14.2 Neural Networks

┌──────────────────────────────┐
│ Neural Network Math          │
│ - Forward Pass: y = Wx + b  │
│ - Backpropagation           │
│ - Gradient Computation      │
└──────────────────────────────┘
        │
        ├─> Weight Matrices
        ├─> Activation Functions
        ├─> Loss Gradients
        └─> Optimization (SGD, Adam)

Level 15: Applications - Graphics (Requires Level 4, 8)

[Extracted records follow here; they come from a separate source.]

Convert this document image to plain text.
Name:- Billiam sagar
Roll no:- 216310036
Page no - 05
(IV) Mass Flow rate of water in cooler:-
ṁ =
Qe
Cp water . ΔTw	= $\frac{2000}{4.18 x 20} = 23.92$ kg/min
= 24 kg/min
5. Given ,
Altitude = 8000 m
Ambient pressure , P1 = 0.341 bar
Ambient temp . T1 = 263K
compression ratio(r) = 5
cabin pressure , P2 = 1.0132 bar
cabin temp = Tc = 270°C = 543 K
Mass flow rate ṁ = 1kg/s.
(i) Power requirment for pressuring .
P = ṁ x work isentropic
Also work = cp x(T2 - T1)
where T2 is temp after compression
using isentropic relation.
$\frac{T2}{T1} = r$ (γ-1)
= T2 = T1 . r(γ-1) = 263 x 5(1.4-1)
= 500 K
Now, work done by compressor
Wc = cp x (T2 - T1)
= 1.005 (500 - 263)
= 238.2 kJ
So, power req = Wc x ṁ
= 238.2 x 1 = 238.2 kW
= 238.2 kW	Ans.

15.1 Geometric Transformations

┌──────────────────────────────┐
│ 2D Transformations           │
│ - Translation               │
│ - Rotation                  │
│ - Scaling                   │
│ - Shearing                  │
└──────────────────────────────┘
        │
        ├─> Homogeneous Coordinates
        ├─> Transformation Matrices
        ├─> Composition
        └─> Inverse Transformations

┌──────────────────────────────┐
│ 3D Graphics                  │
│ - 3D Rotations              │
│ - View Transformations      │
│ - Projection (Orthographic) │
│ - Projection (Perspective)  │
└──────────────────────────────┘
        │
        ├─> Camera Matrices
        ├─> Model-View-Projection
        ├─> Quaternions
        └─> Euler Angles

🔗 Dependency Map Summary

Critical Learning Path

Level 1 (Algebra Review)
    ↓
Level 2 (Vectors - Geometric)
    ↓
Level 3 (Vector Products)
    ↓
Level 4 (Matrices - Basics)
    ↓
Level 5 (Linear Systems)
    ↓
Level 6 (Inverses & Determinants)
    ↓
Level 7 (Vector Spaces) [Theoretical Branch]
    ↓
Level 8 (Linear Transformations)
    ↓
Level 9 (Eigenvalues) ←─────────┐
    ↓                           │
Level 10 (Orthogonality) ───────┤ Can parallelize
    ↓                           │
Level 11 (Inner Products) ──────┘
    ↓
Level 12 (Decompositions)
    ↓
Level 13 (Advanced Theory) ←────┐
    ↓                           │ Can parallelize
Level 14 (ML Applications) ─────┤
    ↓                           │
Level 15 (Graphics Applications)┘

Parallel Learning Opportunities

  • Levels 9, 10, 11 can be learned in parallel after Level 8
  • Level 13 (theory) can parallel with Levels 14-15 (applications)
  • Applications (14-15) depend on decompositions but can be learned in any order

📊 Prerequisite Matrix

Topic Must Know First Can Learn In Parallel
Dot Product Vector basics Cross product
Matrices Vectors -
Matrix Mult Matrix basics Transpose
Linear Systems Matrix multiplication -
Determinants Matrix multiplication Inverses
Inverses Determinants, Systems -
Vector Spaces Linear systems, Span -
Eigenvalues Determinants, Vector spaces -
Orthogonality Dot product, Basis Inner products
SVD Eigenvalues, Orthogonality -
PCA SVD, Statistics basics -

🎯 Learning Strategies

Geometric First, Then Abstract

  1. Start with 2D/3D vectors (can visualize)
  2. Build geometric intuition
  3. Generalize to n dimensions
  4. Then study abstract theory
  5. Apply to real problems

Computation Supports Theory

  1. Solve many numerical examples
  2. Use Python/MATLAB to verify
  3. See patterns emerge
  4. Then learn why (proofs)
  5. Deepen understanding

Applications Motivate Learning

  1. See where linear algebra is used
  2. Understand why we need it
  3. Learn concepts to solve problems
  4. Apply immediately
  5. Build projects

This knowledge graph ensures you build strong foundations before tackling abstract concepts and applications!